As a prospect, I understood that one would never become famous being a translator, and since I've never really sought out fame, conceptually, that was fine with me. But like most people, I've never actually seen real fame in action.

Then along came Pokemon.

Of course, real fame never actually brushed me personally, even with a juggernaut like Pokemon. There were a few people who foolishly asked me to sign autographs since I had "something to do with it" (I wonder if those autographs actually brought the value of the manga down), but when I said that I was the translator, most people nodded with an uncomfortable smile, then went off looking for someone important to sign their merchandise.

But real fame brushed the manga author, Toshihiro Ono, at the San Diego Comic Con in 1999, and I was right there to witness it.

Ravening hoards. That's the only way to describe it. I guess rumor had gone around that he was the "creator of Pokemon" rather than the author of a manga based on the anime and game. So there were huge numbers of people who wanted him to sign cards from the collectible trading card game, anime tape and DVD boxes, plushies (difficult to sign), T-shirts, and even bootleg material. And it didn't end. Remember that scene from The Mummy when countless people from the town are all stumbling forward chanting "Imhotep, Imhotep..." in never-ending waves? That's my memory of that convention.
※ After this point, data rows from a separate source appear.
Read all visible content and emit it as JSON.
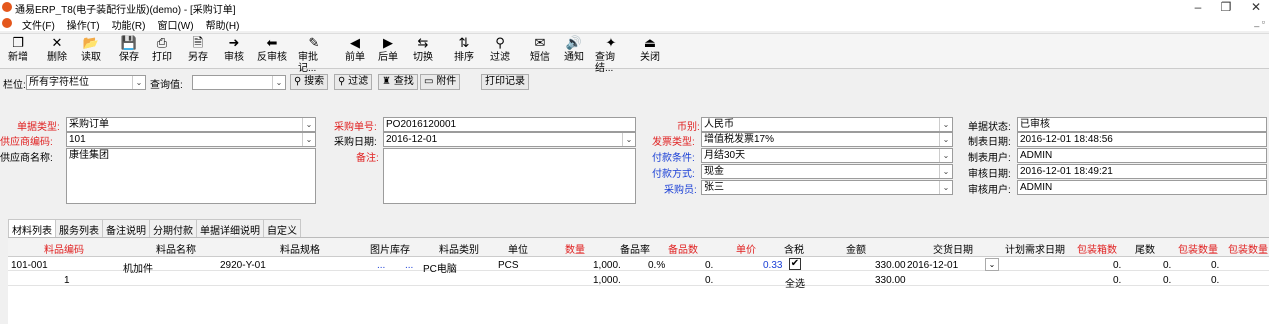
{
  "window": {
    "title": "通易ERP_T8(电子装配行业版)(demo) - [采购订单]"
  },
  "menu": [
    "文件(F)",
    "操作(T)",
    "功能(R)",
    "窗口(W)",
    "帮助(H)"
  ],
  "toolbar": [
    {
      "label": "新增",
      "icon": "new-icon",
      "glyph": "❐"
    },
    {
      "label": "删除",
      "icon": "delete-icon",
      "glyph": "✕"
    },
    {
      "label": "读取",
      "icon": "open-folder-icon",
      "glyph": "📂"
    },
    {
      "label": "保存",
      "icon": "save-icon",
      "glyph": "💾"
    },
    {
      "label": "打印",
      "icon": "print-icon",
      "glyph": "⎙"
    },
    {
      "label": "另存",
      "icon": "save-as-icon",
      "glyph": "🗎"
    },
    {
      "label": "审核",
      "icon": "approve-icon",
      "glyph": "➜"
    },
    {
      "label": "反审核",
      "icon": "unapprove-icon",
      "glyph": "⬅"
    },
    {
      "label": "审批记...",
      "icon": "approval-log-icon",
      "glyph": "✎"
    },
    {
      "label": "前单",
      "icon": "prev-icon",
      "glyph": "◀"
    },
    {
      "label": "后单",
      "icon": "next-icon",
      "glyph": "▶"
    },
    {
      "label": "切换",
      "icon": "switch-icon",
      "glyph": "⇆"
    },
    {
      "label": "排序",
      "icon": "sort-icon",
      "glyph": "⇅"
    },
    {
      "label": "过滤",
      "icon": "filter-icon",
      "glyph": "⚲"
    },
    {
      "label": "短信",
      "icon": "sms-icon",
      "glyph": "✉"
    },
    {
      "label": "通知",
      "icon": "notify-icon",
      "glyph": "🔊"
    },
    {
      "label": "查询结...",
      "icon": "query-result-icon",
      "glyph": "✦"
    },
    {
      "label": "关闭",
      "icon": "close-door-icon",
      "glyph": "⏏"
    }
  ],
  "filter": {
    "field_label": "栏位:",
    "field_value": "所有字符栏位",
    "query_label": "查询值:",
    "query_value": "",
    "search_btn": "搜索",
    "filter_btn": "过滤",
    "find_btn": "查找",
    "attach_btn": "附件",
    "print_log_btn": "打印记录"
  },
  "form": {
    "doc_type_label": "单据类型:",
    "doc_type": "采购订单",
    "supplier_code_label": "供应商编码:",
    "supplier_code": "101",
    "supplier_name_label": "供应商名称:",
    "supplier_name": "康佳集团",
    "po_no_label": "采购单号:",
    "po_no": "PO2016120001",
    "po_date_label": "采购日期:",
    "po_date": "2016-12-01",
    "remark_label": "备注:",
    "remark": "",
    "currency_label": "币别:",
    "currency": "人民币",
    "invoice_label": "发票类型:",
    "invoice": "增值税发票17%",
    "pay_terms_label": "付款条件:",
    "pay_terms": "月结30天",
    "pay_method_label": "付款方式:",
    "pay_method": "现金",
    "buyer_label": "采购员:",
    "buyer": "张三",
    "status_label": "单据状态:",
    "status": "已审核",
    "created_label": "制表日期:",
    "created": "2016-12-01 18:48:56",
    "creator_label": "制表用户:",
    "creator": "ADMIN",
    "approved_label": "审核日期:",
    "approved": "2016-12-01 18:49:21",
    "approver_label": "审核用户:",
    "approver": "ADMIN"
  },
  "tabs": [
    "材料列表",
    "服务列表",
    "备注说明",
    "分期付款",
    "单据详细说明",
    "自定义"
  ],
  "grid": {
    "headers": [
      "料品编码",
      "料品名称",
      "料品规格",
      "图片",
      "库存",
      "料品类别",
      "单位",
      "数量",
      "备品率",
      "备品数",
      "单价",
      "含税",
      "金额",
      "交货日期",
      "计划需求日期",
      "包装箱数",
      "尾数",
      "包装数量",
      "包装数量"
    ],
    "row": {
      "code": "101-001",
      "name": "机加件",
      "spec": "2920-Y-01",
      "pic": "...",
      "stock": "...",
      "category": "PC电脑",
      "unit": "PCS",
      "qty": "1,000.",
      "spare_rate": "0.%",
      "spare_qty": "0.",
      "price": "0.33",
      "tax": "✔",
      "amount": "330.00",
      "delivery": "2016-12-01",
      "plan": "",
      "boxes": "0.",
      "remainder": "0.",
      "pack_qty": "0."
    },
    "total": {
      "count": "1",
      "qty": "1,000.",
      "spare_qty": "0.",
      "select_all": "全选",
      "amount": "330.00",
      "boxes": "0.",
      "remainder": "0.",
      "pack_qty": "0."
    }
  },
  "colors": {
    "required": "#e02020",
    "link": "#1a3fd6"
  }
}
Still, most of the ravening hoards were young and enthusiastic about Pokemon, and that makes up for a lot of ravening. But the worst parts of the convention were not the hoards themselves but the hoards' mothers.

We knew that with the popularity of Pokemon, there would be far more people in the signing line than could reasonably receive even a signature let alone a sketch. So we made up some cards on a nice, white, heavy paper stock, photocopied some of his cute Pikachu images on them and asked Mr. Ono to sign them ahead of time. So we had a good-sized stack of them ready at the signing. During the first half hour, we realized that he wouldn't go through many people at all giving them sketches (he wanted perfect sketches for each person), so we informed the line afterwards that it would only be signatures from that point on. Then when it was about 15 minutes until the end of the signing, we informed the still-long line that they would have to make do with a handshake and the pre-signed card.

That's when a few children started crying and more than a few mothers went on the war path. (Especially one who got in only minutes before the line was closed.) I guess they assumed that Mr. Ono was like a bank -- if you get in there before closing, you are entitled to full service. And invoking reality to these people went nowhere. I tried to explain that a man gripping a pen for more than two and a half hours will wear him out a little. He isn't a signing machine. But that argument didn't make any difference to the angry mother of a crying child. In the end, the only thing I could do was be the villain. Direct their anger on me rather than on him. Pretend that my arbitrary rules were the cause of the unfairness of the world, and allow them to vent.

I guess it's the never-ending line of people and the unreasonable expectations that convinced me that a career choice of a great degree of anonymity was the way for me!